Skip to content

Sharing Storage Across Data Volumes

Data volumes can share the same storage. This feature is especially useful for developing multiple "views" of a set of data.

Let's assume that a team of data scientists is creating several models based on the same data points, which consist of images of urban settings. Each member of the team is tagging a specific aspect of the data: Joan is tagging traffic lights, Simon is tagging buildings, while Marc is tagging cars and buses. In this scenario, there is a single, shared copy of the data, while the metadata, indexes and versions that reference it are unique to the needs of the scientists creating the models.

Sharing data in this way affords significant savings in time, storage space and expenses.

When you first create a data volume, you assign it a dedicated storage area, or let it share the storage that is assigned to an existing data volume.

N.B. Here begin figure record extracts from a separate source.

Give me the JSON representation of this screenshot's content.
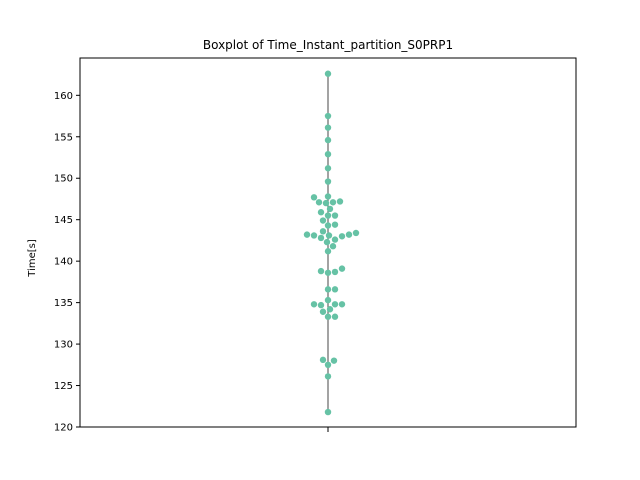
{
  "chart_data": {
    "type": "box",
    "title": "Boxplot of Time_Instant_partition_S0PRP1",
    "xlabel": "",
    "ylabel": "Time[s]",
    "ylim": [
      120,
      164.5
    ],
    "yticks": [
      120,
      125,
      130,
      135,
      140,
      145,
      150,
      155,
      160
    ],
    "grid": false,
    "legend": "none",
    "whisker_min": 121.8,
    "whisker_max": 162.6,
    "point_color": "#66c2a5",
    "line_color": "#666666",
    "points": [
      121.8,
      126.1,
      127.5,
      128.0,
      128.1,
      133.3,
      133.3,
      133.9,
      134.2,
      134.7,
      134.8,
      134.8,
      134.8,
      135.3,
      136.6,
      136.6,
      138.6,
      138.7,
      138.8,
      139.1,
      141.2,
      141.8,
      142.3,
      142.6,
      142.8,
      143.0,
      143.1,
      143.1,
      143.2,
      143.2,
      143.4,
      143.6,
      144.3,
      144.4,
      144.9,
      145.5,
      145.5,
      145.9,
      146.3,
      147.0,
      147.1,
      147.1,
      147.2,
      147.7,
      147.8,
      149.6,
      151.2,
      152.9,
      154.6,
      156.1,
      157.5,
      162.6
    ]
  }
}
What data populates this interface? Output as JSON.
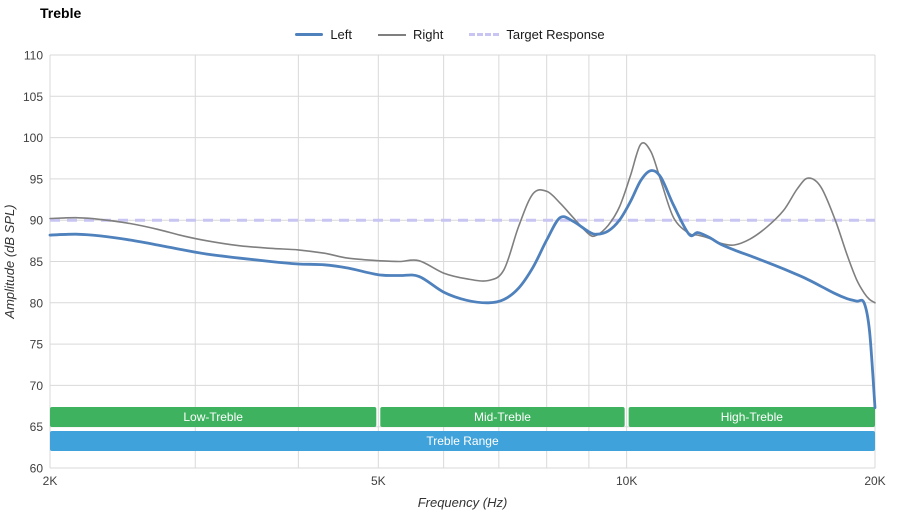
{
  "page": {
    "title": "Treble"
  },
  "legend": [
    {
      "label": "Left",
      "color": "#4f81bd",
      "style": "solid-thick"
    },
    {
      "label": "Right",
      "color": "#7f7f7f",
      "style": "solid-thin"
    },
    {
      "label": "Target Response",
      "color": "#c8c5f3",
      "style": "dashed"
    }
  ],
  "axes": {
    "x_label": "Frequency (Hz)",
    "y_label": "Amplitude (dB SPL)",
    "x_ticks": [
      {
        "value": 2000,
        "label": "2K"
      },
      {
        "value": 5000,
        "label": "5K"
      },
      {
        "value": 10000,
        "label": "10K"
      },
      {
        "value": 20000,
        "label": "20K"
      }
    ],
    "x_gridlines": [
      2000,
      3000,
      4000,
      5000,
      6000,
      7000,
      8000,
      9000,
      10000,
      20000
    ],
    "y_ticks": [
      60,
      65,
      70,
      75,
      80,
      85,
      90,
      95,
      100,
      105,
      110
    ]
  },
  "colors": {
    "grid": "#d9d9d9",
    "tick_text": "#404040",
    "band_green": "#3eb25f",
    "band_blue": "#3fa2da",
    "target": "#c8c5f3"
  },
  "chart_data": {
    "type": "line",
    "title": "Treble",
    "xlabel": "Frequency (Hz)",
    "ylabel": "Amplitude (dB SPL)",
    "x_scale": "log",
    "xlim": [
      2000,
      20000
    ],
    "ylim": [
      60,
      110
    ],
    "grid": true,
    "legend_position": "top-center",
    "target_response_db": 90,
    "x": [
      2000,
      2150,
      2300,
      2500,
      2700,
      2900,
      3100,
      3400,
      3700,
      4000,
      4300,
      4600,
      5000,
      5300,
      5600,
      6000,
      6400,
      6800,
      7100,
      7400,
      7700,
      8000,
      8300,
      8600,
      9000,
      9200,
      9500,
      9800,
      10100,
      10400,
      10700,
      11000,
      11400,
      11900,
      12200,
      12600,
      13000,
      13500,
      14100,
      14800,
      15500,
      16100,
      16600,
      17200,
      17900,
      18500,
      19000,
      19400,
      19700,
      20000
    ],
    "series": [
      {
        "name": "Left",
        "color": "#4f81bd",
        "width": 2.8,
        "values": [
          88.2,
          88.3,
          88.1,
          87.6,
          87.0,
          86.4,
          85.9,
          85.4,
          85.0,
          84.7,
          84.6,
          84.2,
          83.4,
          83.3,
          83.2,
          81.3,
          80.3,
          80.0,
          80.4,
          81.8,
          84.3,
          87.6,
          90.3,
          89.9,
          88.6,
          88.3,
          88.7,
          90.0,
          92.2,
          94.8,
          96.0,
          95.2,
          91.8,
          88.3,
          88.5,
          87.9,
          87.1,
          86.4,
          85.7,
          84.9,
          84.1,
          83.4,
          82.8,
          82.0,
          81.1,
          80.5,
          80.2,
          80.0,
          76.5,
          67.3
        ]
      },
      {
        "name": "Right",
        "color": "#7f7f7f",
        "width": 1.6,
        "values": [
          90.2,
          90.3,
          90.1,
          89.6,
          88.9,
          88.1,
          87.5,
          86.9,
          86.6,
          86.4,
          86.0,
          85.4,
          85.1,
          85.0,
          85.1,
          83.6,
          82.9,
          82.7,
          84.0,
          89.3,
          93.2,
          93.5,
          92.1,
          90.4,
          88.3,
          88.2,
          89.4,
          91.6,
          95.3,
          99.2,
          98.3,
          94.8,
          90.3,
          88.4,
          88.2,
          87.8,
          87.2,
          87.0,
          87.7,
          89.2,
          91.2,
          93.8,
          95.1,
          94.0,
          90.0,
          85.8,
          82.8,
          81.2,
          80.4,
          80.0
        ]
      }
    ],
    "bands": [
      {
        "label": "Low-Treble",
        "from": 2000,
        "to": 5000,
        "row": "top",
        "color": "#3eb25f"
      },
      {
        "label": "Mid-Treble",
        "from": 5000,
        "to": 10000,
        "row": "top",
        "color": "#3eb25f"
      },
      {
        "label": "High-Treble",
        "from": 10000,
        "to": 20000,
        "row": "top",
        "color": "#3eb25f"
      },
      {
        "label": "Treble Range",
        "from": 2000,
        "to": 20000,
        "row": "bottom",
        "color": "#3fa2da"
      }
    ]
  }
}
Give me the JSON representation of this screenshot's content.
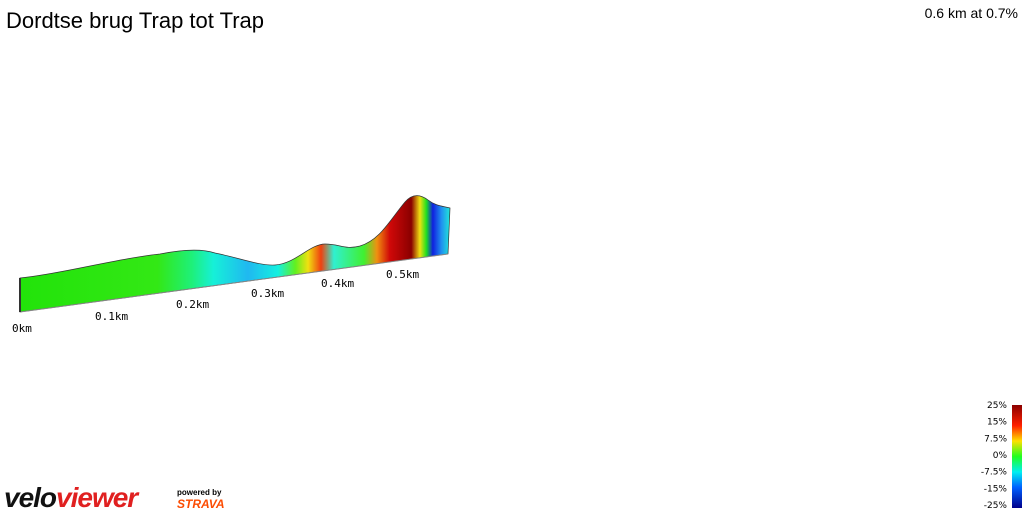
{
  "header": {
    "title": "Dordtse brug Trap tot Trap",
    "summary": "0.6 km at 0.7%"
  },
  "profile": {
    "distance_labels": [
      "0km",
      "0.1km",
      "0.2km",
      "0.3km",
      "0.4km",
      "0.5km"
    ]
  },
  "legend": {
    "labels": [
      "25%",
      "15%",
      "7.5%",
      "0%",
      "-7.5%",
      "-15%",
      "-25%"
    ]
  },
  "branding": {
    "logo_part1": "velo",
    "logo_part2": "viewer",
    "powered_by": "powered by",
    "strava": "STRAVA"
  }
}
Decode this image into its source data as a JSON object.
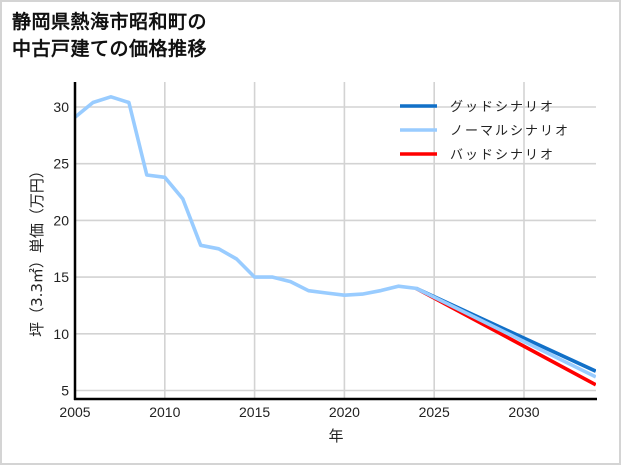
{
  "title": {
    "line1": "静岡県熱海市昭和町の",
    "line2": "中古戸建ての価格推移"
  },
  "chart_data": {
    "type": "line",
    "title": "静岡県熱海市昭和町の中古戸建ての価格推移",
    "xlabel": "年",
    "ylabel": "坪（3.3㎡）単価（万円）",
    "xlim": [
      2005,
      2034
    ],
    "ylim": [
      4.3,
      32.2
    ],
    "xticks": [
      2005,
      2010,
      2015,
      2020,
      2025,
      2030
    ],
    "yticks": [
      5,
      10,
      15,
      20,
      25,
      30
    ],
    "grid": true,
    "legend_position": "upper right",
    "series": [
      {
        "name": "グッドシナリオ",
        "color": "#1170c8",
        "x": [
          2024,
          2034
        ],
        "values": [
          14.0,
          6.7
        ]
      },
      {
        "name": "ノーマルシナリオ",
        "color": "#99ccff",
        "x": [
          2005,
          2006,
          2007,
          2008,
          2009,
          2010,
          2011,
          2012,
          2013,
          2014,
          2015,
          2016,
          2017,
          2018,
          2019,
          2020,
          2021,
          2022,
          2023,
          2024,
          2034
        ],
        "values": [
          29.1,
          30.4,
          30.9,
          30.4,
          24.0,
          23.8,
          21.9,
          17.8,
          17.5,
          16.6,
          15.0,
          15.0,
          14.6,
          13.8,
          13.6,
          13.4,
          13.5,
          13.8,
          14.2,
          14.0,
          6.2
        ]
      },
      {
        "name": "バッドシナリオ",
        "color": "#ff0000",
        "x": [
          2024,
          2034
        ],
        "values": [
          14.0,
          5.5
        ]
      }
    ]
  },
  "axes": {
    "xlabel": "年",
    "ylabel": "坪（3.3㎡）単価（万円）"
  }
}
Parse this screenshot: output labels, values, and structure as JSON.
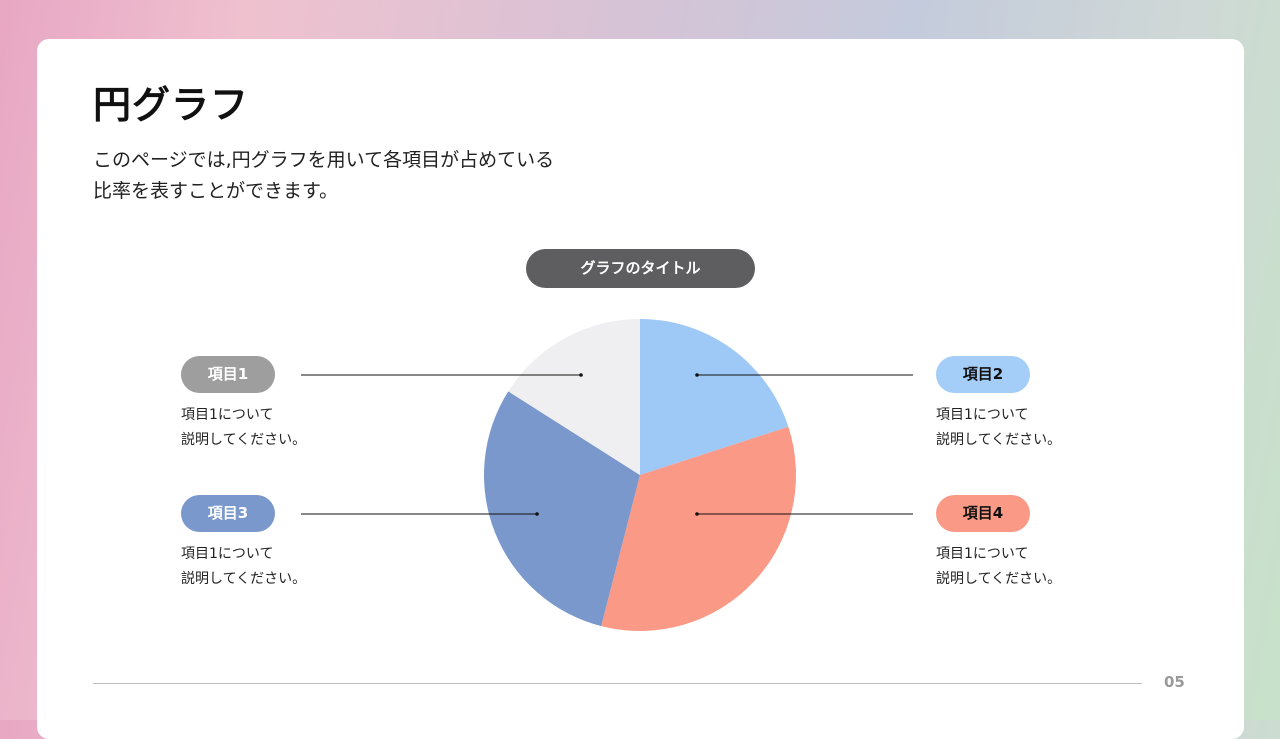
{
  "slide": {
    "title": "円グラフ",
    "description_lines": [
      "このページでは,円グラフを用いて各項目が占めている",
      "比率を表すことができます。"
    ],
    "page_number": "05"
  },
  "chart_data": {
    "type": "pie",
    "title": "グラフのタイトル",
    "categories": [
      "項目1",
      "項目2",
      "項目4",
      "項目3"
    ],
    "values": [
      16,
      20,
      34,
      30
    ],
    "colors": [
      "#efeff1",
      "#9ec9f7",
      "#fa9a86",
      "#7a98cc"
    ]
  },
  "items": [
    {
      "label": "項目1",
      "color": "#9e9e9e",
      "text_color": "#ffffff",
      "desc": [
        "項目1について",
        "説明してください。"
      ]
    },
    {
      "label": "項目2",
      "color": "#a4cdf8",
      "text_color": "#111111",
      "desc": [
        "項目1について",
        "説明してください。"
      ]
    },
    {
      "label": "項目3",
      "color": "#7a98cc",
      "text_color": "#ffffff",
      "desc": [
        "項目1について",
        "説明してください。"
      ]
    },
    {
      "label": "項目4",
      "color": "#fa9a86",
      "text_color": "#111111",
      "desc": [
        "項目1について",
        "説明してください。"
      ]
    }
  ]
}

For more information, see Creating a Data Volume.

Examples

  • A user creates a regular data volume DV1 and assigns it to bucket A on their cloud storage. By using the command ml data sync DV1_Id --data-path PathToFilesA, all the dataset files are copied to bucket A from the directory FilesA.
  • Now, the user creates a shared data volume DV2 and links it to volume DV1. Using the command ml data sync DV2_Id --data-path PathToFilesA, none of the dataset files is copied from directory FilesA to bucket A.
  • Now, two users can maintain two sets of metadata on the files in FilesA, one in DV1 and the other in DV2. Also, a query run on items on either data volume will return the same files.